Sometimes something so traumatic happens that our minds block out any recollection of it. Repressed memories are theoretically a mind’s way of protecting itself. I mean, if you can’t remember what happened how can it haunt you?
I believe I suffer from something similar, but on an emotional level. When I get overwhelmed by emotion, I subconsciously cut off all feeling.
Last month I was in a lose-lose scenario. I either had to get rid of my dog or risk my dog one day hurting either Baby C, my niece, or one of my nephews. I obviously have to protect the children above all else, so the decision was really no decision at all, but it still fucking sucked.
I tried my damnedest to find a home for her. The rescue centers only took from the pound. And even then they only took the ones scheduled for euthanasia. When I called the pound and asked where I could take her they immediately transferred me to animal control. Animal control told me my dog needed to be put down.
It wasn’t a suggestion.
As a last resort, I put an ad on Craigslist. I offered her for free to a good home without children. A lot of people showed interest, but even those without children still had children in their lives and homes, and each potential new owner fell through when I disclosed that she was aggressive towards young children.
I was left with little choice. On the 15th of last month, I had to take my dog in to be euthanized. And I lost it multiple times that day.
I bawled as I took her out to the car. I lost it as the twins said their goodbyes to her, bleeding tears of sorrow. I lost it again at the pound as I walked away from her for the last time. I sat in the car outside the pound for countless minutes while my tear ducts emptied their contents down my cheeks. By the time I returned home I was emotionally spent.
Before heading into work that day my mom asked me what I was going to do the rest of the day. It was an innocent question, but the look on her face betrayed her true question. What she was really asking was: You’re not going to start drinking again, are you?
I thought about it. I thought long and hard about it. But I didn’t. Instead I wrapped Christmas presents, removed every trace of my dog from the house (except for pictures), and spent the rest of the evening with my brother where my lovely niece managed to keep a smile on my face.
Since then I have not been able to emotionally invest in anything other than my children. I haven’t been interested in anything other than mindless activities which would remove me from reality and make me forget that there was a real world out there with real problems making it really suck. I’ve been watching a lot of TV, playing video games, and spending time with my children, niece, and nephews, basically finding any way to occupy my mind so I couldn’t dwell on what I’d lost, and what I’d done. In my mind I know I did what I needed to do, but I still made a decision that ended a life…and that haunts me.
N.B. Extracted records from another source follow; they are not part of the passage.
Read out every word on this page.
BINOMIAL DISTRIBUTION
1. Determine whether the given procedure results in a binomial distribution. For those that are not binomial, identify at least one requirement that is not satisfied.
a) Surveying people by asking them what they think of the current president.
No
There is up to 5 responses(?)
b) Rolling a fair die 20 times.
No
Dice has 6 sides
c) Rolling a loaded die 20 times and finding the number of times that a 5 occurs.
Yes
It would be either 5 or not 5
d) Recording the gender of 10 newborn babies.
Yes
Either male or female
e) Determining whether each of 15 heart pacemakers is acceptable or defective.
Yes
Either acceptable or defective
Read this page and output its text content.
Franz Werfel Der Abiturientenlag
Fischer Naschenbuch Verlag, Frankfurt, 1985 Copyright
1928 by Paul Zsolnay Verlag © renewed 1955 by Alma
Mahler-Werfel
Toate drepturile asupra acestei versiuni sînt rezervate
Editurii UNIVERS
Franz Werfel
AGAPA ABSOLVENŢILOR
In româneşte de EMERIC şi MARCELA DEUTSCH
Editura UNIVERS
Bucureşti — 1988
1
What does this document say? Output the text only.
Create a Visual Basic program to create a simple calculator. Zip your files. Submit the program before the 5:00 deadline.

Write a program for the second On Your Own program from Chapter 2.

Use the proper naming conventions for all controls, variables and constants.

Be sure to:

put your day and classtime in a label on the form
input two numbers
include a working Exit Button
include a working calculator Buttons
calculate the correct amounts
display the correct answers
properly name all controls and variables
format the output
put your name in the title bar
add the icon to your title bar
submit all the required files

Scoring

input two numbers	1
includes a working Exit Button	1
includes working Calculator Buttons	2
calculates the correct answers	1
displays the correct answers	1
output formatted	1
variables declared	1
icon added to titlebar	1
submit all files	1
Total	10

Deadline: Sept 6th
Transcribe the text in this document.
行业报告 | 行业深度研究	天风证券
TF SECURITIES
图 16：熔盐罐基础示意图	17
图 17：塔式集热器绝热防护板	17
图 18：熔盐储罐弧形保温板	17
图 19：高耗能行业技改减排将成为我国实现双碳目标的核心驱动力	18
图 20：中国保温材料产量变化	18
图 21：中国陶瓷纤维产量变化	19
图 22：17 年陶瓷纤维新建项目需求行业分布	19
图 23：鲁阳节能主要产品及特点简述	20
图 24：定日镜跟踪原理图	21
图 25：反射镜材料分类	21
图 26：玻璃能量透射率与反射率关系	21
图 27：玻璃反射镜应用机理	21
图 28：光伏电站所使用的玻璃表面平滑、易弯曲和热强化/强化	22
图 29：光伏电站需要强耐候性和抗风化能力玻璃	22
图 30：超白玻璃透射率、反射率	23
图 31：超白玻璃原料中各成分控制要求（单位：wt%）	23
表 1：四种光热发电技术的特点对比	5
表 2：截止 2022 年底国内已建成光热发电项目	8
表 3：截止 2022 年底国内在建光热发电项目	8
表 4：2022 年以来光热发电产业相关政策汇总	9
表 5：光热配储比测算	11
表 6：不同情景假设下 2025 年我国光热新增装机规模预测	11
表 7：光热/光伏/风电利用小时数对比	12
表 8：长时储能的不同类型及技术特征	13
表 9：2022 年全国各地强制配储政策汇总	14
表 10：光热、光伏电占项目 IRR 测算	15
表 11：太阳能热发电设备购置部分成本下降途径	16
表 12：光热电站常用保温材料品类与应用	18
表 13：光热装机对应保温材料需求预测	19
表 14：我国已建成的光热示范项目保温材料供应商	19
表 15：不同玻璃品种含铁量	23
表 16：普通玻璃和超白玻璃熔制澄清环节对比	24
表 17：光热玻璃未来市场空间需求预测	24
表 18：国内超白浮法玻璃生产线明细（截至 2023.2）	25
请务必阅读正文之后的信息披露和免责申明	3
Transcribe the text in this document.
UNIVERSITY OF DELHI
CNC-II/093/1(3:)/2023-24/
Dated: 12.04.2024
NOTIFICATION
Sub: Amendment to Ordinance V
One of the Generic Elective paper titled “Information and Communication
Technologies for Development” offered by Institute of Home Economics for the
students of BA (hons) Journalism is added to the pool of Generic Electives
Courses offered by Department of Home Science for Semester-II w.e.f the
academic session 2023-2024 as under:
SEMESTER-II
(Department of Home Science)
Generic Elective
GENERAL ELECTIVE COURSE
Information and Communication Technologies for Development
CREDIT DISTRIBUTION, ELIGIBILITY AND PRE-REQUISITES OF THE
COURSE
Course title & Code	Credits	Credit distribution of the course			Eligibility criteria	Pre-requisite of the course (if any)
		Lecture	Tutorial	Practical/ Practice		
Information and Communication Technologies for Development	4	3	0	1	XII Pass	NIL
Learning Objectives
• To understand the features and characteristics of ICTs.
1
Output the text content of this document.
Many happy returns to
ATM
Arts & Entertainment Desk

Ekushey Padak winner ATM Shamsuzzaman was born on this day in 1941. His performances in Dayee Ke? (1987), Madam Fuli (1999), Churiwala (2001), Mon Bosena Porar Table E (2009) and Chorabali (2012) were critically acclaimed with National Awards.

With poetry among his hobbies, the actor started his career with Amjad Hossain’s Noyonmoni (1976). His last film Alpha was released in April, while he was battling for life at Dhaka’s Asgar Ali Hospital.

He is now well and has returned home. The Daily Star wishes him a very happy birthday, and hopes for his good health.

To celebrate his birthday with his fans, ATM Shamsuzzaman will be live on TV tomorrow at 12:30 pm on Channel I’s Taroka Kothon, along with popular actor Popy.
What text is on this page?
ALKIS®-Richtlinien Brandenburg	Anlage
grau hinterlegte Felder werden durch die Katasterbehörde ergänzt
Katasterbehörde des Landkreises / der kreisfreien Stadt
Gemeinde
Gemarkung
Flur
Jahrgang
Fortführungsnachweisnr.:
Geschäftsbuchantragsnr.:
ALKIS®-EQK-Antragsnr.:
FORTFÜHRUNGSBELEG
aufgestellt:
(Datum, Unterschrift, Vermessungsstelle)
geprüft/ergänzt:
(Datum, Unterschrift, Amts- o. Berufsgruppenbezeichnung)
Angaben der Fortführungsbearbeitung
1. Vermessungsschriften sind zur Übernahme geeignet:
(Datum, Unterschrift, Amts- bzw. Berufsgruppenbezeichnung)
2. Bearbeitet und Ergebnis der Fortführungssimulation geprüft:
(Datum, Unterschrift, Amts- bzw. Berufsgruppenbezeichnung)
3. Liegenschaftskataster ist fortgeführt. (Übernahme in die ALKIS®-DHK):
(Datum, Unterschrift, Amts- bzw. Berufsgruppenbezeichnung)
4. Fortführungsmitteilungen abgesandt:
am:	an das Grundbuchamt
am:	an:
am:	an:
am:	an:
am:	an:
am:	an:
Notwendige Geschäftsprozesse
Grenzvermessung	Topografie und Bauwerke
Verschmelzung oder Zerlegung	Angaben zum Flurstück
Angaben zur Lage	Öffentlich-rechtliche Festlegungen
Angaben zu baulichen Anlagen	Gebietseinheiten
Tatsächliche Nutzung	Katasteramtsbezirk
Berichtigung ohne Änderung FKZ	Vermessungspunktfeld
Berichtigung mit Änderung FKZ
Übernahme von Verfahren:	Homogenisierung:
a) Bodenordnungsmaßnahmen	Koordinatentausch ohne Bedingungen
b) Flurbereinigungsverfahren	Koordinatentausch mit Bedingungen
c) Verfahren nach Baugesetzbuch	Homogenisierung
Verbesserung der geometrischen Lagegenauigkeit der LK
In analyzing my total lack of feeling this past month I realized that I’ve done this multiple times throughout my life. I did it in high school after we moved for the 2nd time in three years, tearing me again away from a life and friends that I loved. I did it after I left the twins’ mother. It’s like when a circuit has too much power flowing through it and it trips the breaker. Too many feels and my emotional breaker trips and there are no more feels. No more fucks to give. I don’t know if this is just part of who I am or a symptom of my depression. It’s probably both.
It took a while to get used to not having her happy greeting when I get home, wagging her tail like she’d just snorted sugarcane. To not having her jump up on the couch only for me to tell her to get down. To her not following me around wherever I went, whoring for attention. To her cute little whine she gave me when she really needed to go outside. It took a while, but I think I’m ready to move on now.
Some of you reached out because of my withdrawal. At least one person took it personally. I apologize if my absence had a negative affect on you, but this was all me and nothing to do with any of you. I don’t cope with loss well. I never have. My way of dealing with things is to escape and I’m not sure how to change that.
Perhaps that will be something I work on after I make all the changes I need to make this year.